2. Approach: From Brute to Optimized

flowchart LR
    Start([Start]) --> Pointers[Initialize Left=0, Right=N-1]
    Pointers --> Loop{Left < Right?}
    Loop -- No --> End([End])
    Loop -- Yes --> Check{H[L] < H[R]?}
    Check -- Yes --> LMax{H[L] >= LMax?}
    Check -- No --> RMax{H[R] >= RMax?}
    LMax -- Yes --> SetLMax[Update LMax] --> IncL[Left++]
    LMax -- No --> AddL[Total += LMax - H[L]] --> IncL
    RMax -- Yes --> SetRMax[Update RMax] --> DecR[Right--]
    RMax -- No --> AddR[Total += RMax - H[R]] --> DecR
    IncL --> Loop
    DecR --> Loop

The Brute Force (O(n²))

For every bar, look left to find the max height, look right to find the max height. The water trapped at the current bar is min(maxLeft, maxRight) - currentHeight.

Why it fails: Repeatedly scanning left and right for every index is too slow for large inputs.

The Optimized Pattern: Two Pointers (O(n))

Instead of pre-calculating max heights, we can use two pointers moving toward each other.

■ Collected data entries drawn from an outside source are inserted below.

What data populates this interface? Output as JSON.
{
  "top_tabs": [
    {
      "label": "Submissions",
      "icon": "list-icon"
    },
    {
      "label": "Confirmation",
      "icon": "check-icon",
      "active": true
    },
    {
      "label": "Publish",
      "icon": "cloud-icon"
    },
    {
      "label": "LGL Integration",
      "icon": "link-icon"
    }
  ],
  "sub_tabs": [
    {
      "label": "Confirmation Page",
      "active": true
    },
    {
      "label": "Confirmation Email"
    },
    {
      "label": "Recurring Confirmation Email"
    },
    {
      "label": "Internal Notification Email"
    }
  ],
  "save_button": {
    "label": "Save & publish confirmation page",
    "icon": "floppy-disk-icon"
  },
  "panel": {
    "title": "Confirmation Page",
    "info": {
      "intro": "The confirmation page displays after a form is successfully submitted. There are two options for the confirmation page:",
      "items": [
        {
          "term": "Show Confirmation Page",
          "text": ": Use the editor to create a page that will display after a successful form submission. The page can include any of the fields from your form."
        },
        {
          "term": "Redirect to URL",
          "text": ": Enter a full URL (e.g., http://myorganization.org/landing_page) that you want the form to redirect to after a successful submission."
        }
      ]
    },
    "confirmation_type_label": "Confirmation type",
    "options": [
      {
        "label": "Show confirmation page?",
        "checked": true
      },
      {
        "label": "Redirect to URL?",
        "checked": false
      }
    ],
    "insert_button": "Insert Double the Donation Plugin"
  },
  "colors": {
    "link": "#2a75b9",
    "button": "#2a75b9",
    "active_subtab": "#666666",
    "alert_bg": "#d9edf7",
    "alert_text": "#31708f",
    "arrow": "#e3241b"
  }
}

The amount of water is limited by the shorter side.
If leftMax < rightMax, we know for a fact that the water level at the left pointer is determined by leftMax.

3. Java Implementation

public int trap(int[] height) {
    int left = 0, right = height.length - 1;
    int leftMax = 0, rightMax = 0;
    int totalWater = 0;

    while (left < right) {
        if (height[left] < height[right]) {
            // Left side is smaller, water depends on leftMax
            if (height[left] >= leftMax) {
                leftMax = height[left];
            } else {
                totalWater += leftMax - height[left];
            }
            left++;
        } else {
            // Right side is smaller, water depends on rightMax
            if (height[right] >= rightMax) {
                rightMax = height[right];
            } else {
                totalWater += rightMax - height[right];
            }
            right--;
        }
    }
    return totalWater;
}

4. 5-Minute "Video-Style" Walkthrough

The "Aha!" Moment: Imagine a single bar. The only way it can hold water is if there is a "wall" on both its left and right that is taller than itself.
The Constraint: The height of the water is determined by the shorter of the two walls.
The Strategy: We start with pointers at the extreme ends. We always process the bar pointing to the shorter side, because that side's "max height" is the bottleneck for water.
Dry Run:
- [0,1,0,2,1,0,1,3,2,1,2,1]
- L=0, R=11. height[L] < height[R] (0 < 1). leftMax becomes 0.
- L=1, R=11. height[L] == height[R] (1 == 1). rightMax becomes 1.
- L=1, R=10. height[L] < height[R] (1 < 2). leftMax becomes 1.
- ... and so on, accumulating water whenever currentHeight < maxBoundary.

5. Edge Cases

Array size < 3: Zero water can be trapped.
Descending/Ascending only: No "valleys," so zero water.
All bars same height: Zero water.

6. Interview Discussion

Interviewer: "Can we do this in one pass?"
You: "Yes, using the two-pointer approach I just implemented. It avoids the O(n) space required by the pre-calculation (DP) approach while maintaining O(n) time."
Interviewer: "What if the width of bars was different?"
You: "I would multiply the trapped height by the width of each specific index."